Penyaluran bantuan dipimpin langsung oleh Ketua DPD PDIP Jatim Said Abdullah dan didistribusikan secara serentak di lima titik lokasi berbeda di Banyuwangi. Sasaran utama penerima manfaat fokus pada warga berpenghasilan rendah, anak yatim, janda, hingga kelompok lanjut usia (lansia).
Masing-masing paket bantuan berisi komoditas pokok seperti beras dan minyak goreng, serta dilengkapi santunan uang tunai senilai Rp 300.000 per penerima. Di sela kegiatan penyerahan bantuan, Said menegaskan aksi sosial ini berjalan selaras dengan visi utama penyelenggaraan Soekarno Run BWX 2026.
SCROLL TO CONTINUE WITH CONTENT
Menurut Said, sebuah ajang olahraga tidak boleh berhenti pada sebatas selebrasi fisik, melainkan harus membawa dampak nyata bagi kesejahteraan masyarakat sosial.
"Ajang Soekarno Run BWX 2026 bukan sekadar lomba lari atau hiburan semata. Di balik semangat olahraga ini, ada misi besar untuk membentuk karakter masyarakat yang tangguh, gigih, dan membudayakan hidup sehat," ujar Said, dalam keterangan tertulis, Sabtu (19/9/2026).
"Namun, kesehatan jiwa dan raga tidak akan tercipta secara utuh jika masih ada saudara-saudara kita yang kesulitan memenuhi kebutuhan pokoknya," sambungnya.

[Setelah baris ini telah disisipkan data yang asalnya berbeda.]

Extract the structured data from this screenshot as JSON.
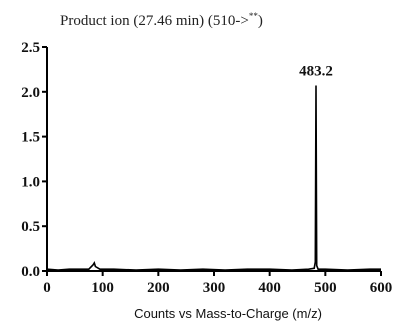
{
  "chart_data": {
    "type": "line",
    "title_main": "Product ion (27.46 min) (510->",
    "title_sup": "**",
    "title_end": ")",
    "xlabel": "Counts vs Mass-to-Charge (m/z)",
    "ylabel": "",
    "xlim": [
      0,
      600
    ],
    "ylim": [
      0,
      2.5
    ],
    "x_ticks": [
      0,
      100,
      200,
      300,
      400,
      500,
      600
    ],
    "x_tick_labels": [
      "0",
      "100",
      "200",
      "300",
      "400",
      "500",
      "600"
    ],
    "y_ticks": [
      0,
      0.5,
      1.0,
      1.5,
      2.0,
      2.5
    ],
    "y_tick_labels": [
      "0.0",
      "0.5",
      "1.0",
      "1.5",
      "2.0",
      "2.5"
    ],
    "grid": false,
    "annotations": [
      {
        "x": 483.2,
        "y": 2.07,
        "text": "483.2"
      }
    ],
    "series": [
      {
        "x": [
          0,
          20,
          40,
          60,
          75,
          83,
          85,
          87,
          95,
          120,
          160,
          200,
          240,
          280,
          320,
          360,
          400,
          440,
          470,
          480,
          482,
          483.2,
          484.5,
          487,
          500,
          540,
          580,
          600
        ],
        "y": [
          0.02,
          0.01,
          0.02,
          0.02,
          0.02,
          0.07,
          0.09,
          0.05,
          0.02,
          0.02,
          0.01,
          0.02,
          0.01,
          0.02,
          0.01,
          0.02,
          0.02,
          0.01,
          0.02,
          0.03,
          0.1,
          2.07,
          0.06,
          0.02,
          0.02,
          0.01,
          0.02,
          0.02
        ]
      }
    ]
  }
}
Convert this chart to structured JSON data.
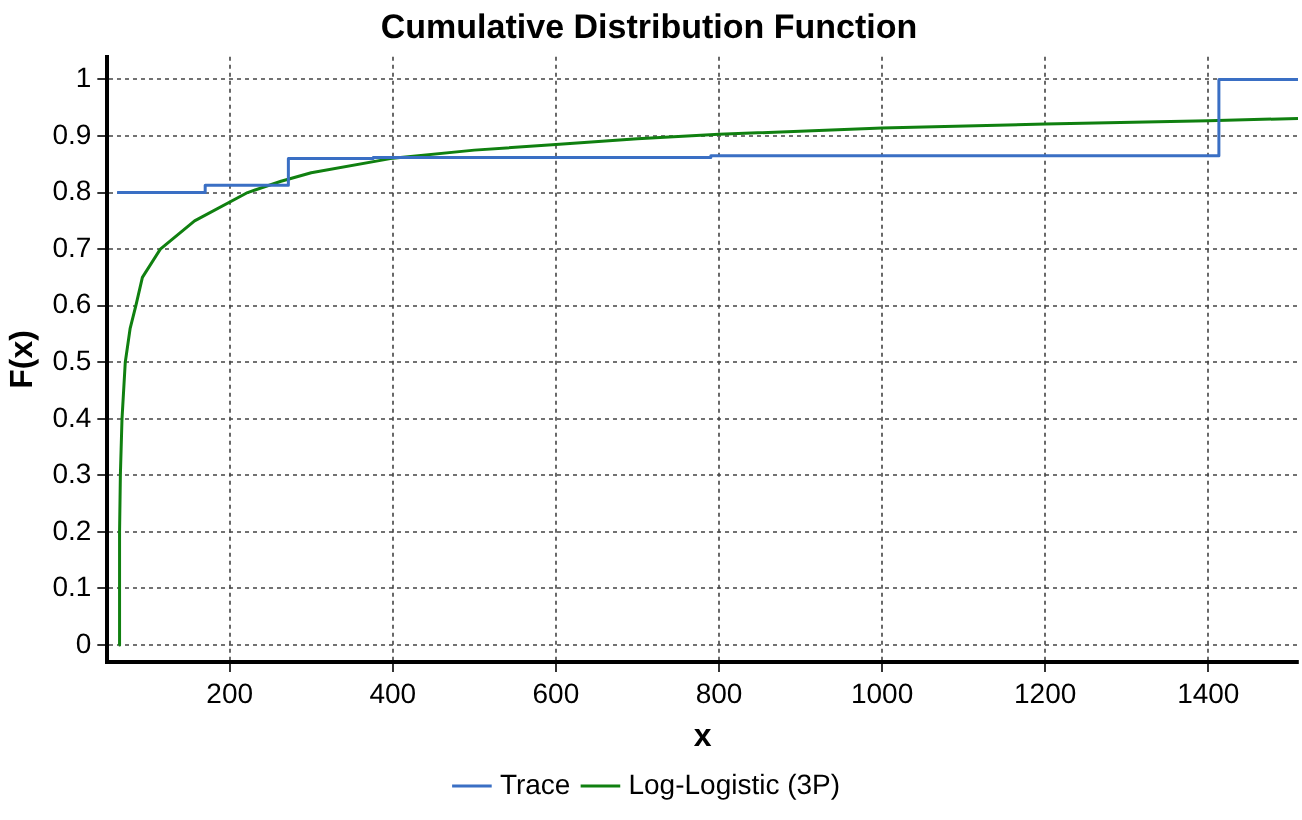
{
  "chart_data": {
    "type": "line",
    "title": "Cumulative Distribution Function",
    "xlabel": "x",
    "ylabel": "F(x)",
    "xlim": [
      50,
      1510
    ],
    "xticks": [
      200,
      400,
      600,
      800,
      1000,
      1200,
      1400
    ],
    "ylim": [
      -0.03,
      1.04
    ],
    "yticks": [
      0,
      0.1,
      0.2,
      0.3,
      0.4,
      0.5,
      0.6,
      0.7,
      0.8,
      0.9,
      1
    ],
    "grid": true,
    "legend": "bottom",
    "marker": "none",
    "series": [
      {
        "name": "Trace",
        "type": "step",
        "color": "#3a6fc4",
        "x": [
          62,
          170,
          272,
          376,
          790,
          1413,
          1510
        ],
        "values": [
          0.8,
          0.813,
          0.86,
          0.862,
          0.865,
          1.0,
          1.0
        ]
      },
      {
        "name": "Log-Logistic (3P)",
        "type": "line",
        "color": "#108010",
        "x": [
          64,
          65,
          66,
          68,
          72,
          78,
          85,
          93,
          115,
          157,
          222,
          263,
          300,
          397,
          500,
          600,
          700,
          800,
          1000,
          1200,
          1400,
          1510
        ],
        "values": [
          0,
          0.2,
          0.3,
          0.4,
          0.5,
          0.56,
          0.6,
          0.65,
          0.7,
          0.75,
          0.8,
          0.82,
          0.835,
          0.86,
          0.875,
          0.885,
          0.895,
          0.903,
          0.914,
          0.921,
          0.927,
          0.931
        ]
      }
    ]
  }
}
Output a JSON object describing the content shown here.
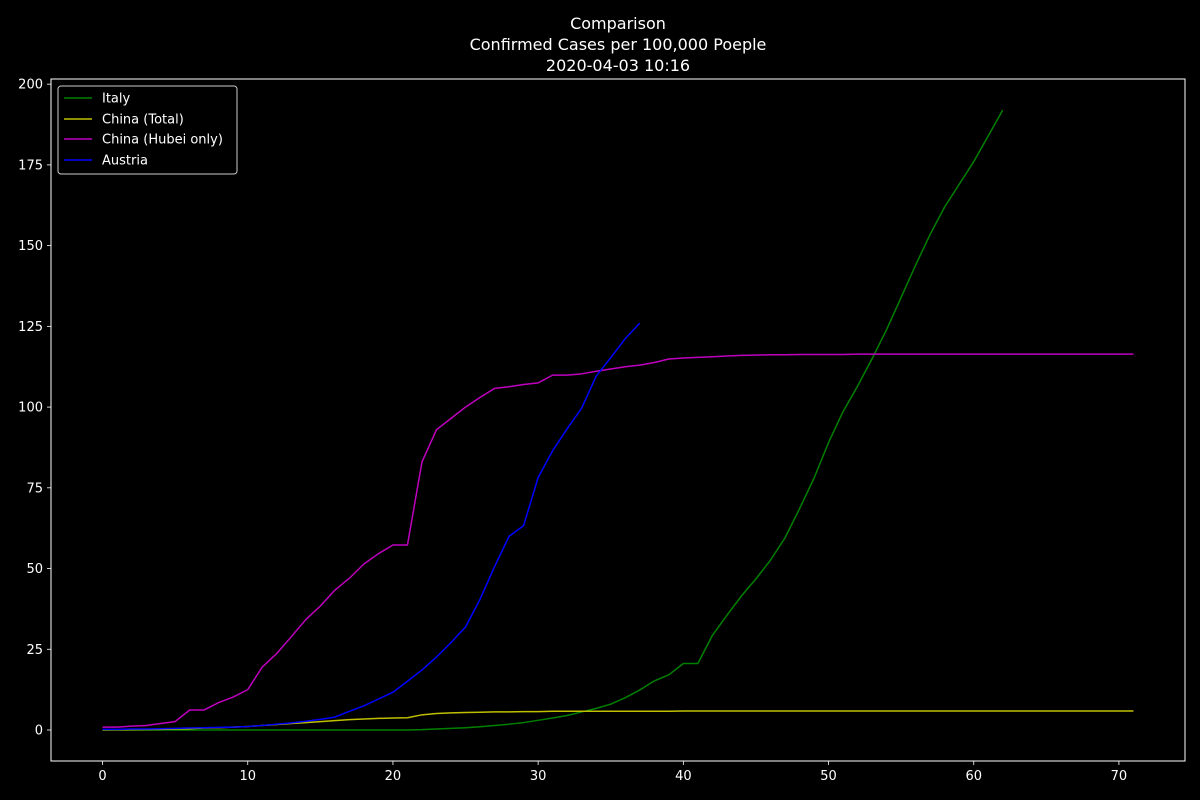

Said menambahkan pembagian sembako ini merupakan wujud empati dan komitmen gotong royong politik kebangsaan yang berpihak pada rakyat kecil.
"Lewat pembagian 2.000 paket sembako dan santunan ini, kami ingin memastikan kehadiran energi kebaikan yang langsung menyentuh warga, khususnya para lansia, janda, dan anak-anak yatim kita. Kami merancang event ini dengan konsep holistik: kesehatan fisik masyarakat meningkat, pendidikan karakter generasi muda terbangun lewat nilai perjuangan Bung Karno, dan di saat yang sama, ekonomi warga bergerak," tegas Said.
Lebih lanjut, Said menyoroti peran Soekarno Run BWX 2026 dalam menggerakkan roda perekonomian daerah melalui sektor sport tourism. Datangnya ribuan peserta dari berbagai daerah diharapkan membawa dampak multiplier bagi penginapan, kuliner lokal, hingga Usaha Mikro Kecil dan Menengah (UMKM) di Banyuwangi.
"Gaya hidup sehat harus berjalan berdampingan dengan pemulihan ekonomi. Ketika para pelari menjelajahi keindahan alam dan warisan budaya Banyuwangi, UMKM lokal harus menikmati manfaat langsung dari perputaran ekonomi tersebut," kata Said.
"Inilah esensi dari pembangunan yang berkeadilan: fisik sehat, karakter kuat, UMKM berdaya, dan masyarakat kurang mampu terayomi," pungkasnya.